L’introduzione dell’aliquota del 5% per le prestazioni socio sanitarie pone ulteriormente all’attenzione di tutti il problema dei limiti che incontra lo Stato italiano (come d’altronde tutti gli Stati membri dell’Ue) nel prevedere nuove aliquote ridotte ovvero di disporre in modo selettivo delle stesse per applicarle a beni e servizi non predeterminati in ambito unionale.
In effetti, in materia di aliquote la norma comunitaria è molto chiara: gli Stati membri applicano: una aliquota normale (o ordinaria) identica per cessioni e prestazioni di servizi (articolo 96, Direttiva 2006/112 e cioé la direttiva Iva); una o al massimo due aliquote ridotte (articolo 98). Per la prima è previsto un limite inferiore del 15%, mentre non è contemplato un tetto massimo, per cui ciascuno Stato può liberamente disporre in merito (attualmente l’aliquota massima applicata è quella dell’Ungheria 27%).
Diverso è il discorso per le aliquote ridotte che sottostanno sia ad un vincolo in termini numerici, infatti non se ne possono prevedere più di due; sia ad un vincolo di valore minimo, in quanto non possono essere inferiori al 5%, che ad un vincolo d’ordine merceologico, siccome possono applicarsi solo alle categorie di beni e servizi specificamente elencati nell’allegato III della direttiva Iva.
Pertanto, da quello che si è detto deriva che le aliquote Iva possono essere al massimo tre di cui una ordinaria, minimo del 15% ma senza limite superiore e (eventualmente) una o due ridotte applicabili, a loro volta, entro i suddetti limiti in valore e merceologici. Quindi, il passaggio di un bene/servizio da un’aliquota ridotta all’aliquota normale è sempre consentito mentre il viceversa è possibile ma solo se un certo bene/servizio è contenuto nella tassativa elencazione di cui al citato allegato III della direttiva.
A dire il vero sul piano del valore esistono deroghe applicate dai singoli Stati membri di aliquote superidotte (vale a dire inferiori al 5%). Queste deroghe derivano dalla «clausola di standstill» di cui all’articolo 113 della direttiva Iva che ha concesso agli Stati membri che il 1° gennaio 1991 applicavano aliquote ridotte inferiori al minimo, di continuare ad adottarle ma solo con riferimento ai beni e servizi che a quella data già ne beneficiavano, con preclusione dunque di estendere detta agevolazione a ulteriori categorie di cessioni o prestazioni.
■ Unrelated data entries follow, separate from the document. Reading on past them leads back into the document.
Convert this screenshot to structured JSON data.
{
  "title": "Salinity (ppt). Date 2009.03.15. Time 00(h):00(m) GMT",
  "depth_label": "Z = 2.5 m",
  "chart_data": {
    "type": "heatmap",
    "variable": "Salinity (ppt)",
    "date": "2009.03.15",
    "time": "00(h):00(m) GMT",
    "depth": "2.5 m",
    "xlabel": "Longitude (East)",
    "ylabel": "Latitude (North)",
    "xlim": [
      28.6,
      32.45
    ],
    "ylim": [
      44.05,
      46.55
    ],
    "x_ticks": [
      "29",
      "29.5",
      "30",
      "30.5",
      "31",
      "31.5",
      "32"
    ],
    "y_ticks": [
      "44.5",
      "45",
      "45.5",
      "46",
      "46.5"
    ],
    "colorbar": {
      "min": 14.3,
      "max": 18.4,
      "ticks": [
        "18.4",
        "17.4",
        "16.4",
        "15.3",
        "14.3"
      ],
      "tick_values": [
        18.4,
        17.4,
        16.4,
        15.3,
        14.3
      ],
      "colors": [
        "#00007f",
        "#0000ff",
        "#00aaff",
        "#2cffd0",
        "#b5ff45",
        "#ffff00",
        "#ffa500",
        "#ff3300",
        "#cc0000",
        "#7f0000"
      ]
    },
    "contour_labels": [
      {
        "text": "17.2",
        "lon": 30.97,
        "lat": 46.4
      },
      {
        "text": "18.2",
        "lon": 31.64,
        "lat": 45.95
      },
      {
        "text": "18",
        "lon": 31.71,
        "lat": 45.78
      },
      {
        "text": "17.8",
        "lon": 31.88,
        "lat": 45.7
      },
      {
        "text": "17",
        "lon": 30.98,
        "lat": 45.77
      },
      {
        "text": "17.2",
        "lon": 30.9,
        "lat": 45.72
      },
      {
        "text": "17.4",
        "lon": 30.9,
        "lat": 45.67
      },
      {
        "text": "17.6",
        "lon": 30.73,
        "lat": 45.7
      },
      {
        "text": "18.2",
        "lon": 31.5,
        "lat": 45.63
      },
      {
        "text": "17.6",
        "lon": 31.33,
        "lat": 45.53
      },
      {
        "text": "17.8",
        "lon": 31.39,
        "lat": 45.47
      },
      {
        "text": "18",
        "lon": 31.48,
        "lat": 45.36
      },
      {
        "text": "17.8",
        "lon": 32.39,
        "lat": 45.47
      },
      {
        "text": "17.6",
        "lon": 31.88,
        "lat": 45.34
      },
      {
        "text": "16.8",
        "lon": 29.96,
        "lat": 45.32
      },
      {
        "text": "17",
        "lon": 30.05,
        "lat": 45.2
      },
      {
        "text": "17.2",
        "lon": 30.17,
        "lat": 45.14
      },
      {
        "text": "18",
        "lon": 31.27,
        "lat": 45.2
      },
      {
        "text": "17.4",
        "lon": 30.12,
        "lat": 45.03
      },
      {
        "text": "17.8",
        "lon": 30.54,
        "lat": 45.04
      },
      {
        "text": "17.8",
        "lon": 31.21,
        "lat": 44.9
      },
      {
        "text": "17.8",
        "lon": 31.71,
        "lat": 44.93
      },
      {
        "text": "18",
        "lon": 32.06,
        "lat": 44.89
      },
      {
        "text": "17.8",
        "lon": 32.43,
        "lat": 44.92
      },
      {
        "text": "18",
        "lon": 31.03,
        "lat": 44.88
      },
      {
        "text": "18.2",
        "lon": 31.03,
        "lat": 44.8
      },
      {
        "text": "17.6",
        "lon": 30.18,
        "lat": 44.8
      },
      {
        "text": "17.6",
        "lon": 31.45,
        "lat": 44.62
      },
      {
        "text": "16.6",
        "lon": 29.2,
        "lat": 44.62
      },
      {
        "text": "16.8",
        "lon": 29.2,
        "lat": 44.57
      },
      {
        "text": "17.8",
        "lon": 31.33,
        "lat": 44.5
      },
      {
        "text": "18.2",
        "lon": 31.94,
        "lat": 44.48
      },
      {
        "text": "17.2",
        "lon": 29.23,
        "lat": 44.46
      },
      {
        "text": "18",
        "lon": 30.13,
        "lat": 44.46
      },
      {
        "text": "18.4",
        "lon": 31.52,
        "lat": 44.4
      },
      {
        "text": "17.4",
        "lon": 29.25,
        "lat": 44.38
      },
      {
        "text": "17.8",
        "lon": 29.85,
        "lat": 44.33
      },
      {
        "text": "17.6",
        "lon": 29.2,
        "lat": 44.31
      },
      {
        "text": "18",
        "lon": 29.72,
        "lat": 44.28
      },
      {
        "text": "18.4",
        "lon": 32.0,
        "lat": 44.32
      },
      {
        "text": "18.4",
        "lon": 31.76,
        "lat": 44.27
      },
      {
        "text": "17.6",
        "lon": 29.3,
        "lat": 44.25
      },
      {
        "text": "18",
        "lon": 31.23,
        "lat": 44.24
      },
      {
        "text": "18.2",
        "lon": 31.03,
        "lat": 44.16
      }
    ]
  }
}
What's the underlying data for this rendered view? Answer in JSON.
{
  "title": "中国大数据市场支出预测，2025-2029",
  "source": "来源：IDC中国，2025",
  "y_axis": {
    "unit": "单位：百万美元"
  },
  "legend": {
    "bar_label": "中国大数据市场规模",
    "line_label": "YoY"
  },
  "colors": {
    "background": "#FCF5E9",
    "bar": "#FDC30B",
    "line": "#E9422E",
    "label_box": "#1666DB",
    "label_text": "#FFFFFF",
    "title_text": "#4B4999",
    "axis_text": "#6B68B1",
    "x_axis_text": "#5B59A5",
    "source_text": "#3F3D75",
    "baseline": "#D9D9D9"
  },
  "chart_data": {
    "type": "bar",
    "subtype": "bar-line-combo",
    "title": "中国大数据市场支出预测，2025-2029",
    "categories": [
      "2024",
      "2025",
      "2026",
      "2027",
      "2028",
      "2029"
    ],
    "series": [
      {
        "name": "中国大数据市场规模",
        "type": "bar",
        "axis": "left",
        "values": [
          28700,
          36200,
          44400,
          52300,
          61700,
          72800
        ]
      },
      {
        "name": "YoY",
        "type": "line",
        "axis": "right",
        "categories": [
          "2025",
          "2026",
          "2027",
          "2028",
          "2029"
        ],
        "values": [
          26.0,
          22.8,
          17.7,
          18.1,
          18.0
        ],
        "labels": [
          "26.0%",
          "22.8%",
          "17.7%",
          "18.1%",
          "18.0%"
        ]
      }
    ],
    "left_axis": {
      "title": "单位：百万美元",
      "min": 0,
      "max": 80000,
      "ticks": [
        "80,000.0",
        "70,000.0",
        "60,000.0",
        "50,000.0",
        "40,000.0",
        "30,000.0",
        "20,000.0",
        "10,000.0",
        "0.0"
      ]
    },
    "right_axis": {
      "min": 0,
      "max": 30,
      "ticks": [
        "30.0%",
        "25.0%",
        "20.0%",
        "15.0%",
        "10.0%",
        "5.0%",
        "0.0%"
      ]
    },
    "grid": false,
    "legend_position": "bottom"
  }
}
Questa è la situazione in cui si trova l’Italia per quanto riguarda l’aliquota del 4% in cui sono ricomprese una serie di operazioni già con aliquota superidotta prima del 1 gennaio 1991.
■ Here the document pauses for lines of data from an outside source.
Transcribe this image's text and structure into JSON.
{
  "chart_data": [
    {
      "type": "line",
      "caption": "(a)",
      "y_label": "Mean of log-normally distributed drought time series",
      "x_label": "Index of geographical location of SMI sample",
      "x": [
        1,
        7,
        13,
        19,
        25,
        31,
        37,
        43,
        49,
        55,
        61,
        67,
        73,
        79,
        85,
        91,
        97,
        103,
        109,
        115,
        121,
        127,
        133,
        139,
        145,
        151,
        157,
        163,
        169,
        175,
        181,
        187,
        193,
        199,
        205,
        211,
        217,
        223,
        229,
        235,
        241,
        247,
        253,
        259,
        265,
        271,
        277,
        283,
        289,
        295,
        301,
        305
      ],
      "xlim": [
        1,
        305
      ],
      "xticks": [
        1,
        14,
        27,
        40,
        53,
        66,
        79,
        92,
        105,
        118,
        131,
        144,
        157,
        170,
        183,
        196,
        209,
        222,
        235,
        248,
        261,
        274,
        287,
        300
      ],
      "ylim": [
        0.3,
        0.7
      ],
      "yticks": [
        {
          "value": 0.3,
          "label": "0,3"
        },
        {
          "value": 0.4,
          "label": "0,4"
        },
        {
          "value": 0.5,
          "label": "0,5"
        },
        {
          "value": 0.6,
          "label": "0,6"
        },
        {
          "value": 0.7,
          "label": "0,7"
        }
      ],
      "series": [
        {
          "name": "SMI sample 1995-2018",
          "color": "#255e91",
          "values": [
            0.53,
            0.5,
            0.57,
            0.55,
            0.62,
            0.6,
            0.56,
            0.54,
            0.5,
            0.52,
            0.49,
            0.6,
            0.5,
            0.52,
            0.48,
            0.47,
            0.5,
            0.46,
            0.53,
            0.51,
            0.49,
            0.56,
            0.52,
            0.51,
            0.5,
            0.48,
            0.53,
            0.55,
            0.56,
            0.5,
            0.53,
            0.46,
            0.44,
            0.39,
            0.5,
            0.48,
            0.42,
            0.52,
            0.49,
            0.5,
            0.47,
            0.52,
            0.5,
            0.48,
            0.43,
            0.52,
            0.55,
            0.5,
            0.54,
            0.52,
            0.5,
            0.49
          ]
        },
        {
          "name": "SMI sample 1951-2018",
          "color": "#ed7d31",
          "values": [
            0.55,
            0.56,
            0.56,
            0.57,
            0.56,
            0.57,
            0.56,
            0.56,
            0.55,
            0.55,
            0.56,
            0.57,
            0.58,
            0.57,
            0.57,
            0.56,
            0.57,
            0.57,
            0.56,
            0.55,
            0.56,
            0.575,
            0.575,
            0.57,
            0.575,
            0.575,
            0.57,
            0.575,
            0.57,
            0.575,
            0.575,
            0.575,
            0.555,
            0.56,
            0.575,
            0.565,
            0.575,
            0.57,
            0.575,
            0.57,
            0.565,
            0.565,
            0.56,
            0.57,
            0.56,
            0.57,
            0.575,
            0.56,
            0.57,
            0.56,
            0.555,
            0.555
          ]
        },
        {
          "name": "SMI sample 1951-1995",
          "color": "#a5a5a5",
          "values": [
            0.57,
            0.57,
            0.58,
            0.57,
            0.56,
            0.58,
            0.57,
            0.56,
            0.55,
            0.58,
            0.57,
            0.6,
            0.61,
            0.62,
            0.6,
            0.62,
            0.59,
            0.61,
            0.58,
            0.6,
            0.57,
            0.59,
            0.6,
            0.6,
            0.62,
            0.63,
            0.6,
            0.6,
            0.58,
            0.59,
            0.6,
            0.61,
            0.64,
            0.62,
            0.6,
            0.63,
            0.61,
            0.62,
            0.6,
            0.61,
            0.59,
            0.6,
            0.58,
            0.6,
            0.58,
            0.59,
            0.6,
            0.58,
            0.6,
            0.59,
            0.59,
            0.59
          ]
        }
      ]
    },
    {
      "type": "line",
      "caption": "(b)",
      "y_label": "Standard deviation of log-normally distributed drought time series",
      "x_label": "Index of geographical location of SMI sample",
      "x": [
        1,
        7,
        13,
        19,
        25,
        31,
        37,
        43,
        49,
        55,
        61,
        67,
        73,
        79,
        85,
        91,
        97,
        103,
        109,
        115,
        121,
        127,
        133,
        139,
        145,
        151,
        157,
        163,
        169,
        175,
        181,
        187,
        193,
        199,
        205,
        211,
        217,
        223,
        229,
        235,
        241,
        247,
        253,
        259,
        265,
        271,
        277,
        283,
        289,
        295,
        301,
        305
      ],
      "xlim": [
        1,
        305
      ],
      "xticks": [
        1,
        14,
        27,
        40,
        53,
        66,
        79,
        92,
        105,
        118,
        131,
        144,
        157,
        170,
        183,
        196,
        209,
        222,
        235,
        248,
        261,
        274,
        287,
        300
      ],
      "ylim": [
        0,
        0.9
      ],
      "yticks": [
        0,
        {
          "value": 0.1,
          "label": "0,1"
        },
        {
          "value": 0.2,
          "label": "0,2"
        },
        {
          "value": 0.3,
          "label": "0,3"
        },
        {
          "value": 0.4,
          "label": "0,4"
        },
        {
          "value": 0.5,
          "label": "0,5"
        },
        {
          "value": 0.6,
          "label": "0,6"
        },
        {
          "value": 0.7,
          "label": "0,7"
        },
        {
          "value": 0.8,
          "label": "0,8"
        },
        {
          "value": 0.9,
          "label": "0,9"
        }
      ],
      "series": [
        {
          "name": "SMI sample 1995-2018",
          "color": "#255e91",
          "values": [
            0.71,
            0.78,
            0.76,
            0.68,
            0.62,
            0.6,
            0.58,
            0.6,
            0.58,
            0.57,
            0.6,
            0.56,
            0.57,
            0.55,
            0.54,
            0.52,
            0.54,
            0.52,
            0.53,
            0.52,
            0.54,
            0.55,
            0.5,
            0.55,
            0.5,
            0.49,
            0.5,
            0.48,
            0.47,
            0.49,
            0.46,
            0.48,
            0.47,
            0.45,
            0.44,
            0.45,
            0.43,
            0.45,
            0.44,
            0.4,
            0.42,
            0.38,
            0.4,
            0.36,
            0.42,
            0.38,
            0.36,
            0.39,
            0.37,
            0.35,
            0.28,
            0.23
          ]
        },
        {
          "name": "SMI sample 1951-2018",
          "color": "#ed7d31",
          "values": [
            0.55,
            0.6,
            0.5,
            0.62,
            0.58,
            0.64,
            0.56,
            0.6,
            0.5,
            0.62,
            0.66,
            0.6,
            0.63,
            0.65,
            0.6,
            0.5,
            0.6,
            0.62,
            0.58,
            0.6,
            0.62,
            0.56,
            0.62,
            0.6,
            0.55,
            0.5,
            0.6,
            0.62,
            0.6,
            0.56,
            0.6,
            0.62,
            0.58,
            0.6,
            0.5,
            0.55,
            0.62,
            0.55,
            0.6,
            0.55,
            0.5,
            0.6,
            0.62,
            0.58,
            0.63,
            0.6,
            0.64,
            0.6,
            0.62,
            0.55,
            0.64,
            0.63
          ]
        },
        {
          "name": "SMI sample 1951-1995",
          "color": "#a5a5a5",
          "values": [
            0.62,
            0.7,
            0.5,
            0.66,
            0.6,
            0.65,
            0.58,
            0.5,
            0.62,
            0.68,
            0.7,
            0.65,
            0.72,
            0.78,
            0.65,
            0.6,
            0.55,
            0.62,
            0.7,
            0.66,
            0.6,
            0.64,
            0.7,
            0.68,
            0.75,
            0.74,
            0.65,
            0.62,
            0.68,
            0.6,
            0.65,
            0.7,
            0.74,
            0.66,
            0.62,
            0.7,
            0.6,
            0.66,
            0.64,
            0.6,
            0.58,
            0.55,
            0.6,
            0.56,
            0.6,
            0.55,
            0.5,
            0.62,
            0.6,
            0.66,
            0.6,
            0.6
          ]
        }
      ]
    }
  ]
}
Sotto questo profilo si evidenzia che la Corte di Giustizia (sentenza C-119/11) ha chiarito che se un bene/servizio viene portato a un livello di aliquota superiore a quella superidotta perde la possibilità di essere nuovamente ricompreso nella specifica categoria. Infine, esistono degli Stati che in virtù di specifiche deroghe (previste direttamente dagli articoli da 109 a 130) possono applicare ulteriori aliquote ridotte o aliquote cosiddette «di parcheggio».
Con riferimento alla situazione italiana è chiaro che le ultime decisioni che si sono prese nella legge di Stabilità del 2015 e che si stanno prendendo nell’ambito della legge di stabilità del 2016 non appaiono del tutto in linea con i canoni europei e possono esporre l’Italia a specifiche procedure di infrazioni. Sulle aliquote ridotte, però, si attende a breve l’approvazione di una direttiva che probabilmente dovrebbe lasciare agli Stati membri maggiori libertà di azione.